See also https://bugs.kde.org/show_bug.cgi?id=403802
The doesn't reproduce with g++11 (FreeBSD Ports Collection) 11.2.0
We should be looking at leak_cpp_interior.stderr.diff-64bit rather than leak_cpp_interior.stderr.diff (same for 403802) With g++ 9.2 on RHEL 7 I get a similar failure, but without the still reachable that I get with g++ 5.3. Running the test standalone as follows ../../vg-in-place --leak-check-heuristics=multipleinheritance,stdstring,newarray,length64 --suppressions=libstdc++.supp --leak-check=full --show-reachable=yes ./leak_cpp_interior it looks like the problem is due to mismatches of the suppressions in libstdc++.supp and those produced by different GCC/libstc++ versions. The following diff may be a fix diff --git a/memcheck/tests/libstdc++.supp b/memcheck/tests/libstdc++.supp index 520e6613a..475e2d9fa 100644 --- a/memcheck/tests/libstdc++.supp +++ b/memcheck/tests/libstdc++.supp @@ -81,10 +81,7 @@ fun:pool fun:__static_initialization_and_destruction_0 fun:_GLOBAL__sub_I_eh_alloc.cc - fun:call_init.part.0 - fun:call_init - fun:_dl_init - obj:*lib*/ld-2.*.so + obj:*lib*/libstdc++.so* } { malloc-leaks-cxx-stl-string-classes-debug2
I think that an even broader suppression for the stdio buffer should be OK, as follows diff --git a/memcheck/tests/libstdc++.supp b/memcheck/tests/libstdc++.supp index 520e6613a..3cd2e628d 100644 --- a/memcheck/tests/libstdc++.supp +++ b/memcheck/tests/libstdc++.supp @@ -81,10 +81,6 @@ fun:pool fun:__static_initialization_and_destruction_0 fun:_GLOBAL__sub_I_eh_alloc.cc - fun:call_init.part.0 - fun:call_init - fun:_dl_init - obj:*lib*/ld-2.*.so } { malloc-leaks-cxx-stl-string-classes-debug2
I made the suppression even broader.
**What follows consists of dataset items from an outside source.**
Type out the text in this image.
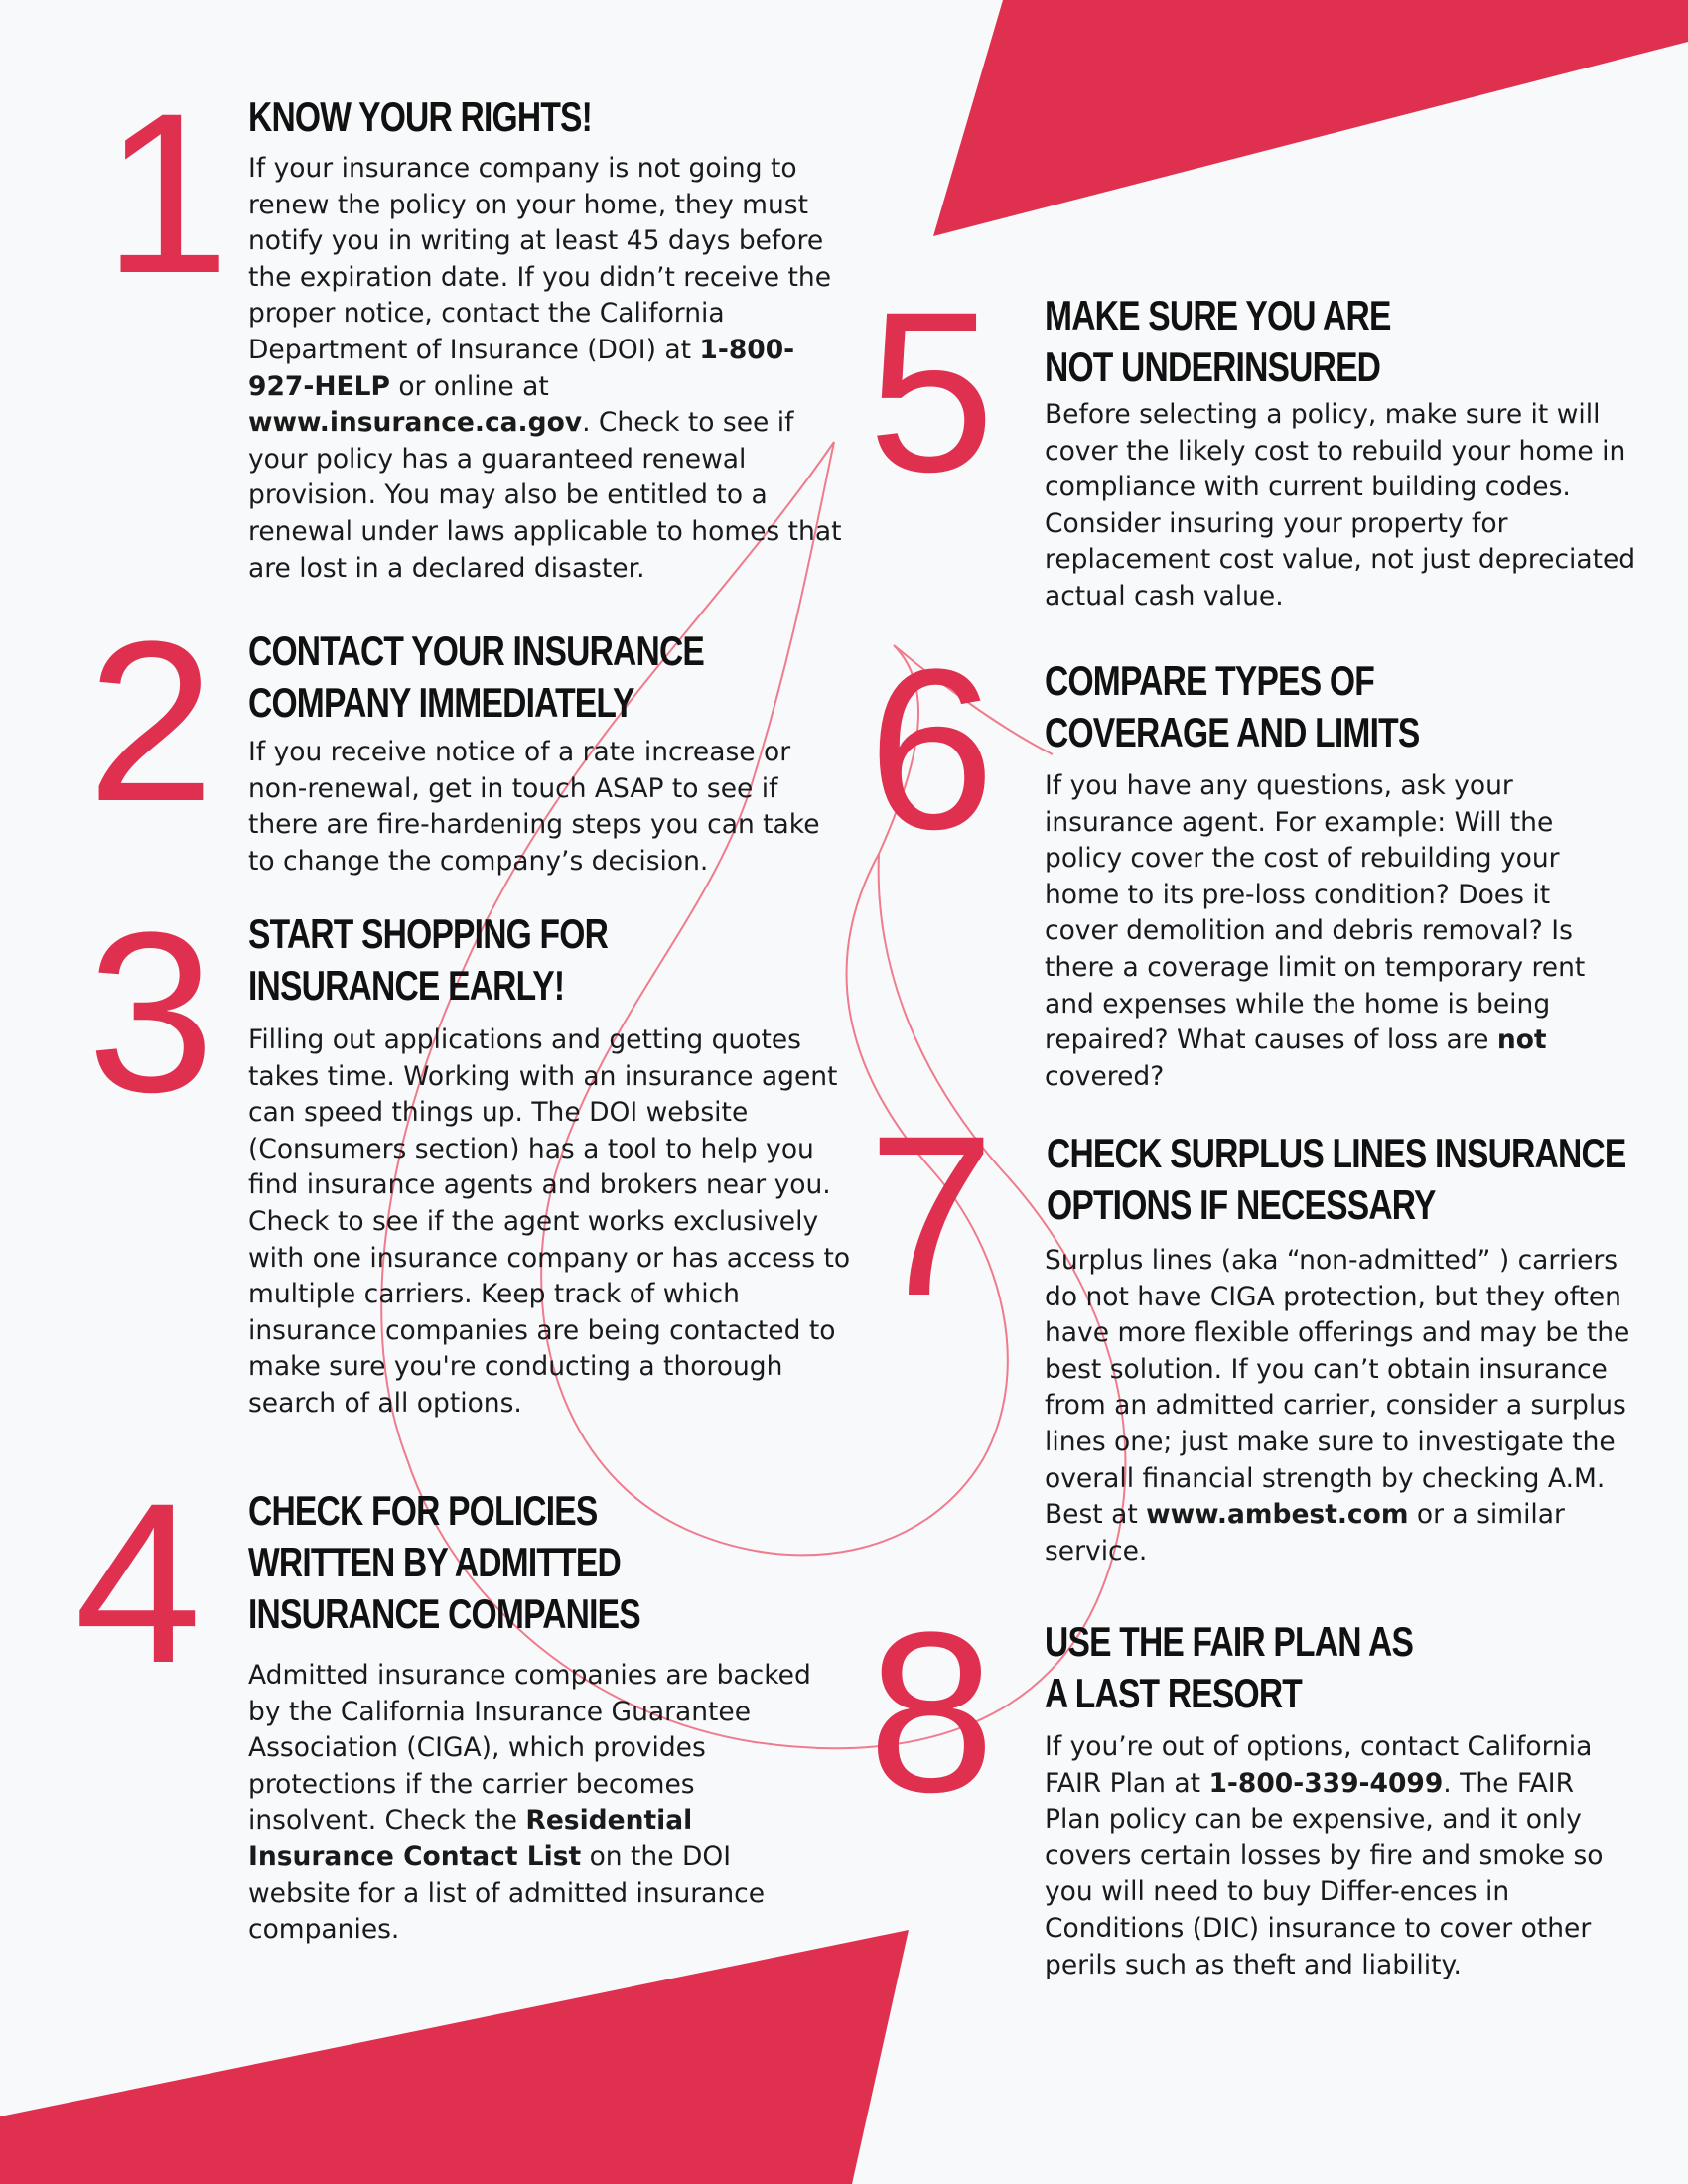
1 KNOW YOUR RIGHTS!
If your insurance company is not going to renew the policy on your home, they must notify you in writing at least 45 days before the expiration date. If you didn’t receive the proper notice, contact the California Department of Insurance (DOI) at 1-800-927-HELP or online at www.insurance.ca.gov. Check to see if your policy has a guaranteed renewal provision. You may also be entitled to a renewal under laws applicable to homes that are lost in a declared disaster.
2 CONTACT YOUR INSURANCE
COMPANY IMMEDIATELY
If you receive notice of a rate increase or non-renewal, get in touch ASAP to see if there are fire-hardening steps you can take to change the company’s decision.
3 START SHOPPING FOR
INSURANCE EARLY!
Filling out applications and getting quotes takes time. Working with an insurance agent can speed things up. The DOI website (Consumers section) has a tool to help you find insurance agents and brokers near you. Check to see if the agent works exclusively with one insurance company or has access to multiple carriers. Keep track of which insurance companies are being contacted to make sure you're conducting a thorough search of all options.
4 CHECK FOR POLICIES
WRITTEN BY ADMITTED
INSURANCE COMPANIES
Admitted insurance companies are backed by the California Insurance Guarantee Association (CIGA), which provides protections if the carrier becomes insolvent. Check the Residential Insurance Contact List on the DOI website for a list of admitted insurance companies.
5 MAKE SURE YOU ARE
NOT UNDERINSURED
Before selecting a policy, make sure it will cover the likely cost to rebuild your home in compliance with current building codes. Consider insuring your property for replacement cost value, not just depreciated actual cash value.
6 COMPARE TYPES OF
COVERAGE AND LIMITS
If you have any questions, ask your insurance agent. For example: Will the policy cover the cost of rebuilding your home to its pre-loss condition? Does it cover demolition and debris removal? Is there a coverage limit on temporary rent and expenses while the home is being repaired? What causes of loss are not covered?
7 CHECK SURPLUS LINES INSURANCE
OPTIONS IF NECESSARY
Surplus lines (aka “non-admitted” ) carriers do not have CIGA protection, but they often have more flexible offerings and may be the best solution. If you can’t obtain insurance from an admitted carrier, consider a surplus lines one; just make sure to investigate the overall financial strength by checking A.M. Best at www.ambest.com or a similar service.
8 USE THE FAIR PLAN AS
A LAST RESORT
If you’re out of options, contact California FAIR Plan at 1-800-339-4099. The FAIR Plan policy can be expensive, and it only covers certain losses by fire and smoke so you will need to buy Differ-ences in Conditions (DIC) insurance to cover other perils such as theft and liability.
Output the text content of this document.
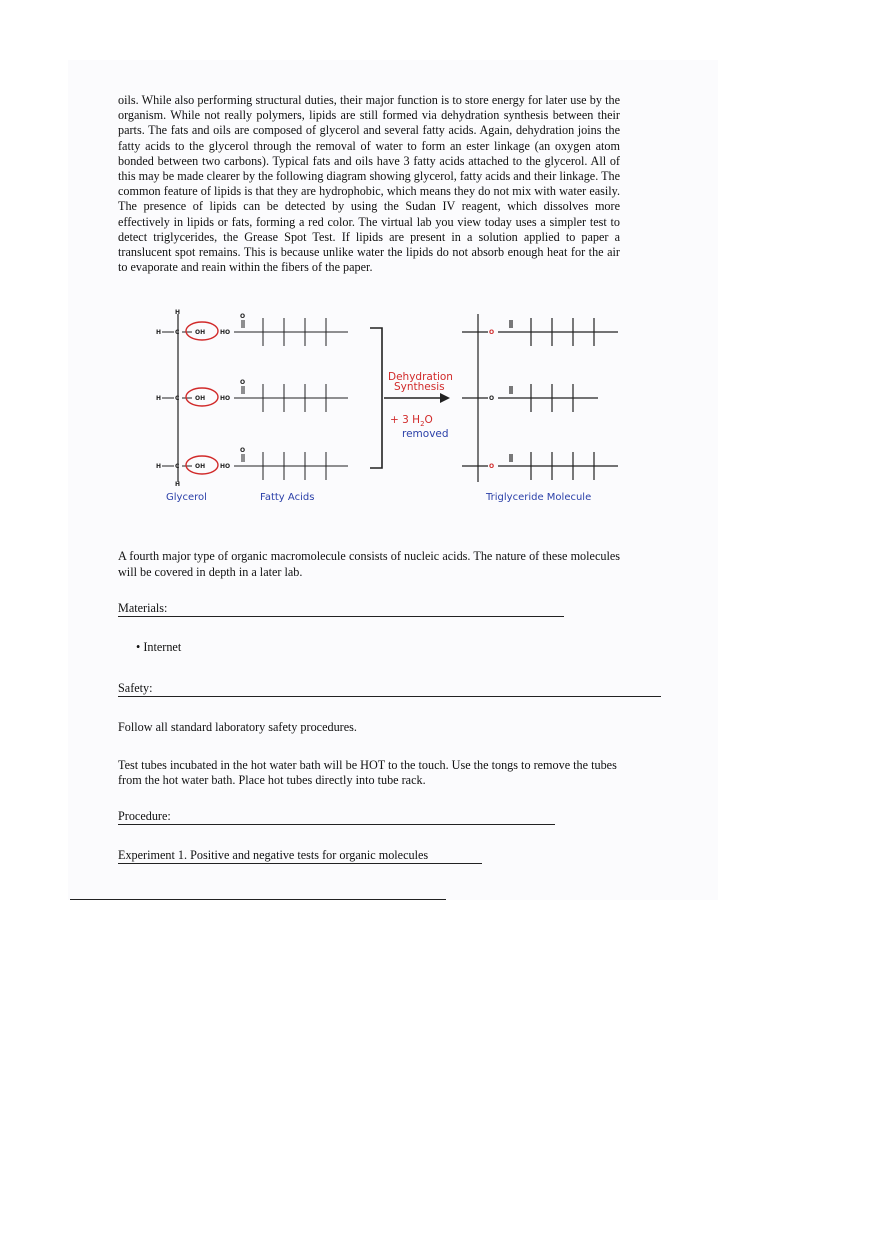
oils. While also performing structural duties, their major function is to store energy for later use by the organism. While not really polymers, lipids are still formed via dehydration synthesis between their parts. The fats and oils are composed of glycerol and several fatty acids. Again, dehydration joins the fatty acids to the glycerol through the removal of water to form an ester linkage (an oxygen atom bonded between two carbons). Typical fats and oils have 3 fatty acids attached to the glycerol. All of this may be made clearer by the following diagram showing glycerol, fatty acids and their linkage. The common feature of lipids is that they are hydrophobic, which means they do not mix with water easily. The presence of lipids can be detected by using the Sudan IV reagent, which dissolves more effectively in lipids or fats, forming a red color. The virtual lab you view today uses a simpler test to detect triglycerides, the Grease Spot Test. If lipids are present in a solution applied to paper a translucent spot remains. This is because unlike water the lipids do not absorb enough heat for the air to evaporate and reain within the fibers of the paper.

H C	OH
H
H C	OH
H C	OH
H
HO
O
HO
O
HO
O
Dehydration
Synthesis
+ 3 $H_2O$
removed
O
O
O
Glycerol	Fatty Acids	Triglyceride Molecule

A fourth major type of organic macromolecule consists of nucleic acids. The nature of these molecules will be covered in depth in a later lab.

Materials:
• Internet
Safety:
Follow all standard laboratory safety procedures.
Test tubes incubated in the hot water bath will be HOT to the touch. Use the tongs to remove the tubes from the hot water bath. Place hot tubes directly into tube rack.
Procedure:
Experiment 1. Positive and negative tests for organic molecules
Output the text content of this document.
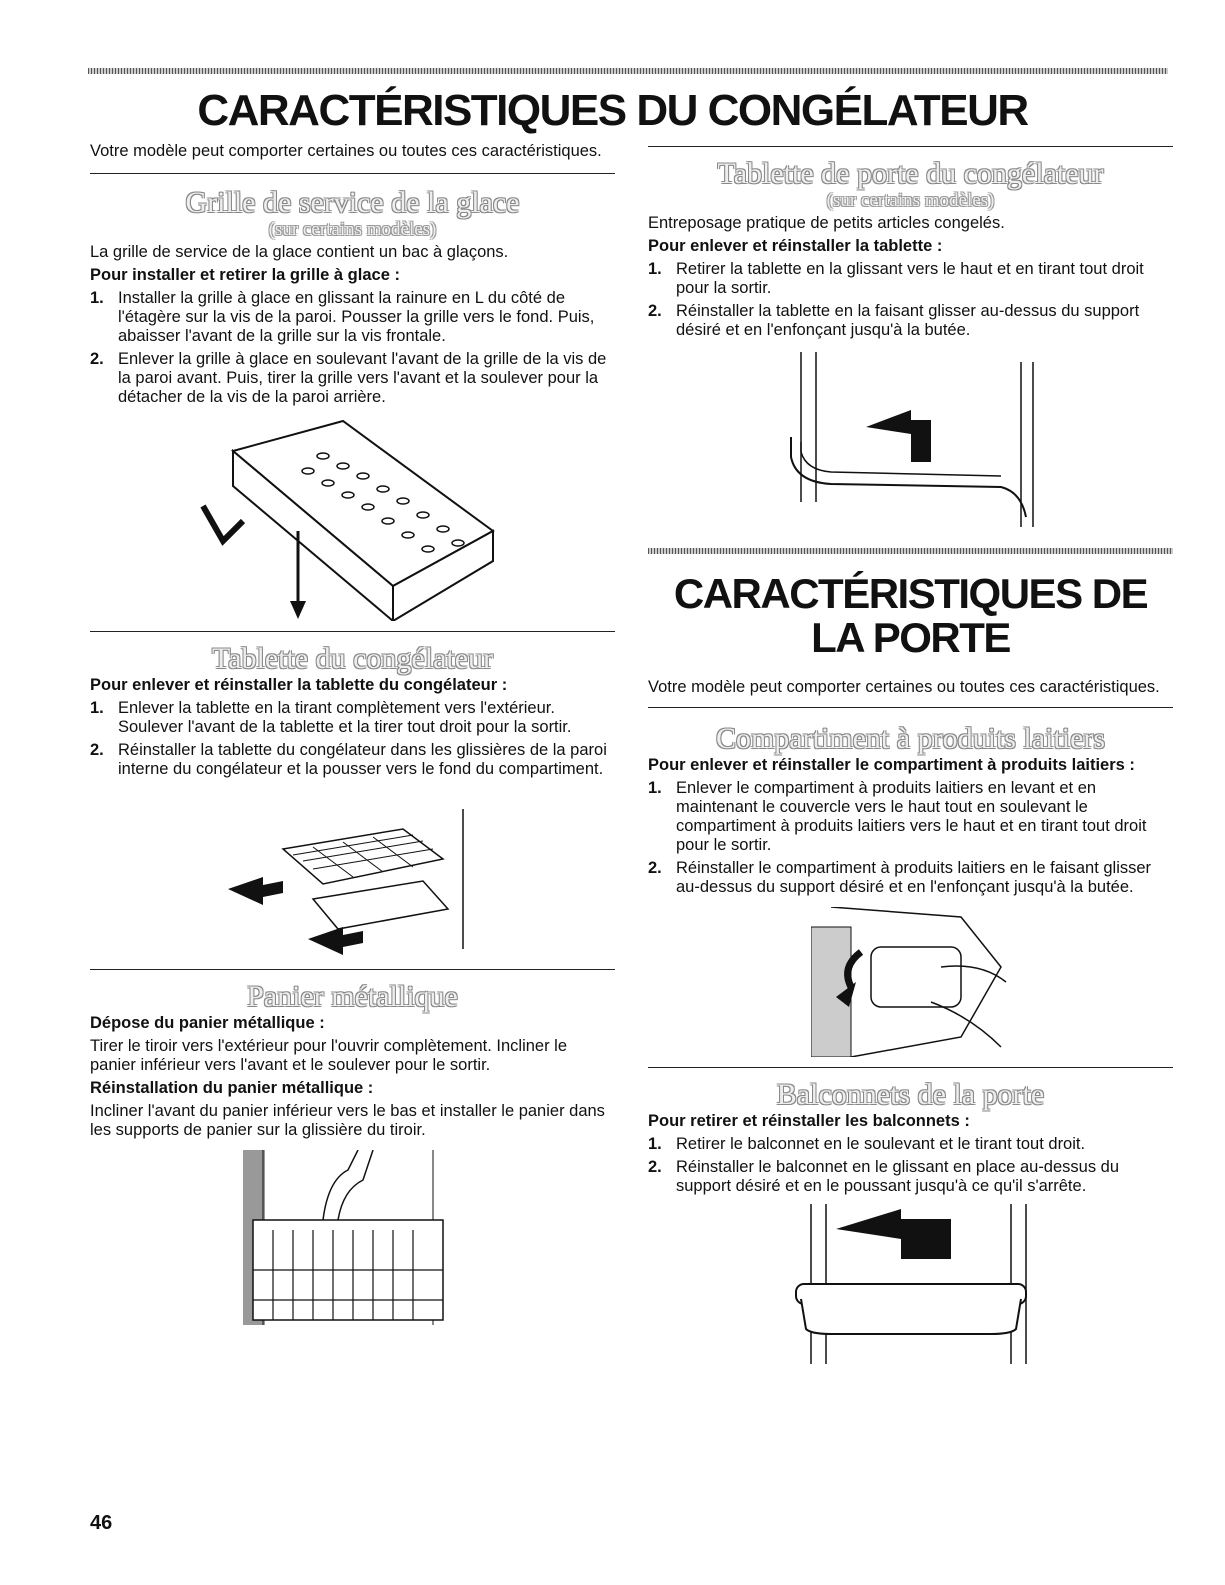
CARACTÉRISTIQUES DU CONGÉLATEUR

Votre modèle peut comporter certaines ou toutes ces caractéristiques.

Grille de service de la glace
(sur certains modèles)

La grille de service de la glace contient un bac à glaçons.

Pour installer et retirer la grille à glace :

1. Installer la grille à glace en glissant la rainure en L du côté de l'étagère sur la vis de la paroi. Pousser la grille vers le fond. Puis, abaisser l'avant de la grille sur la vis frontale.
2. Enlever la grille à glace en soulevant l'avant de la grille de la vis de la paroi avant. Puis, tirer la grille vers l'avant et la soulever pour la détacher de la vis de la paroi arrière.
Tablette du congélateur

Pour enlever et réinstaller la tablette du congélateur :

1. Enlever la tablette en la tirant complètement vers l'extérieur. Soulever l'avant de la tablette et la tirer tout droit pour la sortir.
2. Réinstaller la tablette du congélateur dans les glissières de la paroi interne du congélateur et la pousser vers le fond du compartiment.
Panier métallique

Dépose du panier métallique :

Tirer le tiroir vers l'extérieur pour l'ouvrir complètement. Incliner le panier inférieur vers l'avant et le soulever pour le sortir.

Réinstallation du panier métallique :

Incliner l'avant du panier inférieur vers le bas et installer le panier dans les supports de panier sur la glissière du tiroir.

Tablette de porte du congélateur
(sur certains modèles)

Entreposage pratique de petits articles congelés.

Pour enlever et réinstaller la tablette :

1. Retirer la tablette en la glissant vers le haut et en tirant tout droit pour la sortir.
2. Réinstaller la tablette en la faisant glisser au-dessus du support désiré et en l'enfonçant jusqu'à la butée.
CARACTÉRISTIQUES DE
LA PORTE

Votre modèle peut comporter certaines ou toutes ces caractéristiques.

Compartiment à produits laitiers

Pour enlever et réinstaller le compartiment à produits laitiers :

1. Enlever le compartiment à produits laitiers en levant et en maintenant le couvercle vers le haut tout en soulevant le compartiment à produits laitiers vers le haut et en tirant tout droit pour le sortir.
2. Réinstaller le compartiment à produits laitiers en le faisant glisser au-dessus du support désiré et en l'enfonçant jusqu'à la butée.
Balconnets de la porte

Pour retirer et réinstaller les balconnets :

1. Retirer le balconnet en le soulevant et le tirant tout droit.
2. Réinstaller le balconnet en le glissant en place au-dessus du support désiré et en le poussant jusqu'à ce qu'il s'arrête.
46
It's gone from failing to passing for me on Fedora 34 / GCC 11.2.1
In the nightly tests I see that this is failing for several platforms still (s390x Fedora 34, amd64 Fedora 34 to 36). It could be that the difference is down to whether debuginfo is installed/available for libstfc++.
I do see a difference because of debuginfo, and pushed a second change for that. If the nightlies are clean I'll close this (and 403802)
In only see Philippe W's GCC 4.8.5 / Contos 7 test failing now, and I think that is due to some other issue. So this can be closed.